一方、ネジ屋が集まる九条周辺の下町では、商売の話が多かったので笑いはそれほどなかったのだが、商売に対する心構えのようなものを強く感じて、それはちょっとどちらかというとドライな関係な名古屋には最近見られない何かだと思ったのだ。その何かをぼんやり感じていたのだが、その何かを表す言葉がみつからず、今日ふと考えてみると、それは「義理人情」であることがわかった。
昨今では、「義理人情」という言葉すら耳にしなくなったので、その言葉自体忘れていておもいつかなかったのだが、おそらくそれではないかと思った。「義理人情の街大阪」、最近では古い価値観のように見られてなかなか口に出しにくい言葉でもある。
大阪では、名古屋の商売は手堅く堅実であり、大阪の商売の方が上っ面だと謙遜される大阪の方もおられた。名古屋の商売が信用がないということではなく、大阪よりは田舎だけに閉鎖的な部分もある一方その分ドライに見えて商売が手堅くなる部分があるのだろう。
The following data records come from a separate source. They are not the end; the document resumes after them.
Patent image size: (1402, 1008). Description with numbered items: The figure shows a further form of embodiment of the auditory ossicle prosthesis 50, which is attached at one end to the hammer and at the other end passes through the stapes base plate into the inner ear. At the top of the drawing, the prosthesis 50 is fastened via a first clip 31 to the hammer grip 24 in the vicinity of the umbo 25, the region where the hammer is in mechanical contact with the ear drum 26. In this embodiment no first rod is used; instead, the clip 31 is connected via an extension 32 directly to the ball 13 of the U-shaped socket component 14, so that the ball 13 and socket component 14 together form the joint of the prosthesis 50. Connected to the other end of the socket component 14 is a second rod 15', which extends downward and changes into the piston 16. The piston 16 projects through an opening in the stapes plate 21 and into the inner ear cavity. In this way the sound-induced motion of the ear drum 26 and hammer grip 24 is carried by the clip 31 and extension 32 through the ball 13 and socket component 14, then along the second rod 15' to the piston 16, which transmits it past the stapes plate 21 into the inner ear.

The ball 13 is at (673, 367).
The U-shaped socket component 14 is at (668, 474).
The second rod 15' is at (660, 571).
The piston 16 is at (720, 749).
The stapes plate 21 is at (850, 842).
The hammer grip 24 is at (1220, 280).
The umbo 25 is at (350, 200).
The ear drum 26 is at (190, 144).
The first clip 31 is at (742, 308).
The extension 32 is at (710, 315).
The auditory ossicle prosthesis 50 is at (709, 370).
反対に大阪は、義理人情に厚く人を受け入れやすいが故に裏切られたりすることも多くなるという部分もあるのではないかと思った。その人を受け入れやすいという部分と人間関係を大事にするというところにやさしさというか日本の美しさのようなものを感じたのかもしれない。
東京と名古屋に長く住んできた韓国人の妻に対して、大阪に行く時に、自分の好きな映画を見せたい時と同じように、韓国人に似た、情熱、ユーモアとやさしさに溢れた大阪の人の味わいを知ってもらいたいと常々思う。ただ、いつも感想を聞くと、東京と名古屋とそれほど変わらないというような感想ばかりであったのは残念であった。そして、今回の大阪の旅行でも特段こちらが望んだそういった感想はなかった。
梅田や難波などの繁華街に行くことが多かったからなのか、それとも現代の都市化、均一化とグローバリズムにより昔ながらの大阪の人の特徴が薄れてきたのか、それともただ単に旅行だけでは触れにくい部分なのだろうか。それは興味深いことであり、そして、もっともっと特に大阪の下町に行く機会を増やし大阪の人を知ってもらいたいと思わせた旅でもあった。